New in the seat: the first 90 days are about establishing credibility fast. SaaS spend is one of the best places to do it because it's visible and actionable, and most organizations have no real picture of what they're running. A new CFO who can walk into a board meeting within weeks and report exactly what the company is spending, where the savings opportunities are, and what's renewing in the next quarter looks like they have command of the business. Stackpack gives you that picture faster than anything else. You're not waiting on a vendor audit or hunting for an IT spreadsheet.

Deep in it: the dynamic shifts. Boards are pushing for efficiency. Every line item is under scrutiny.

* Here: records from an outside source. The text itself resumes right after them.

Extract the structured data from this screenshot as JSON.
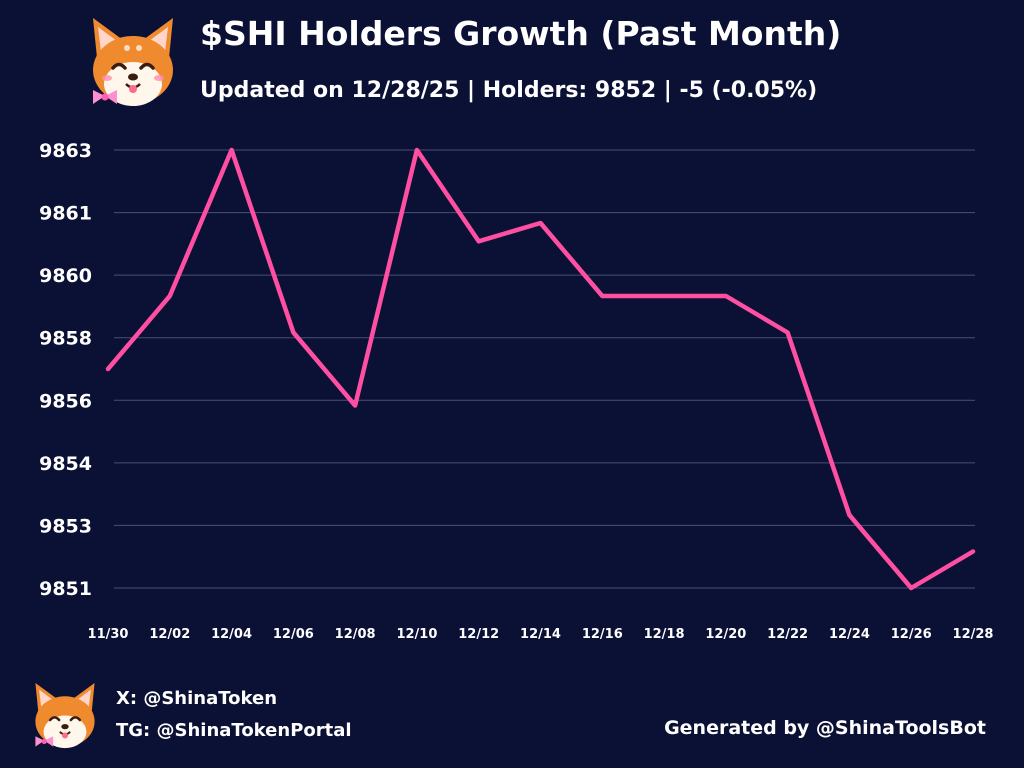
{
  "header": {
    "title": "$SHI Holders Growth (Past Month)",
    "subtitle": "Updated on 12/28/25 | Holders: 9852 | -5 (-0.05%)"
  },
  "footer": {
    "x_handle": "X: @ShinaToken",
    "tg_handle": "TG: @ShinaTokenPortal",
    "generated_by": "Generated by @ShinaToolsBot"
  },
  "logo": {
    "icon": "shiba-dog-mascot-icon"
  },
  "colors": {
    "background": "#0b1035",
    "line": "#ff4fa3",
    "grid": "#4a4f75",
    "text": "#ffffff"
  },
  "chart_data": {
    "type": "line",
    "title": "$SHI Holders Growth (Past Month)",
    "xlabel": "",
    "ylabel": "",
    "grid": true,
    "legend": "none",
    "x_tick_labels": [
      "11/30",
      "12/02",
      "12/04",
      "12/06",
      "12/08",
      "12/10",
      "12/12",
      "12/14",
      "12/16",
      "12/18",
      "12/20",
      "12/22",
      "12/24",
      "12/26",
      "12/28"
    ],
    "y_tick_labels": [
      "9863",
      "9861",
      "9860",
      "9858",
      "9856",
      "9854",
      "9853",
      "9851"
    ],
    "ylim": [
      9851,
      9863
    ],
    "x": [
      "11/30",
      "12/02",
      "12/04",
      "12/06",
      "12/08",
      "12/10",
      "12/12",
      "12/14",
      "12/16",
      "12/18",
      "12/20",
      "12/22",
      "12/24",
      "12/26",
      "12/28"
    ],
    "series": [
      {
        "values": [
          9857,
          9859,
          9863,
          9858,
          9856,
          9863,
          9860.5,
          9861,
          9859,
          9859,
          9859,
          9858,
          9853,
          9851,
          9852
        ]
      }
    ]
  }
}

The question moves from "what do we have" to "what can we cut, what do we need to negotiate, and where are we actually getting value?" It's also essential during audits and due diligence, whether you're raising capital or in a transaction.

Day one, you need control. In the trenches, you need leverage. Both come down to the same thing: a real-time system of record that surfaces the right information at the right moment.

Why Now

95% of the time, when we're talking to a prospect, we're not competing with another software vendor. We're competing with a spreadsheet.

That's a sign the category hasn't been properly built yet. That's exactly what CRM looked like before Salesforce. What cap table management looked like before Carta. The market was there. The behavior was there. The right software just didn't exist yet.

AI made this the right moment to build Stackpack: not because AI is a feature, but because it's what finally makes the last mile possible. Surfacing insight is table stakes now. Acting on it automatically, before the renewal slips, before the budget is set, before the contract auto-fires, that's the product.

Every company I talk to is dealing with this problem today. The question is just whether you want to get ahead of it or clean it up later.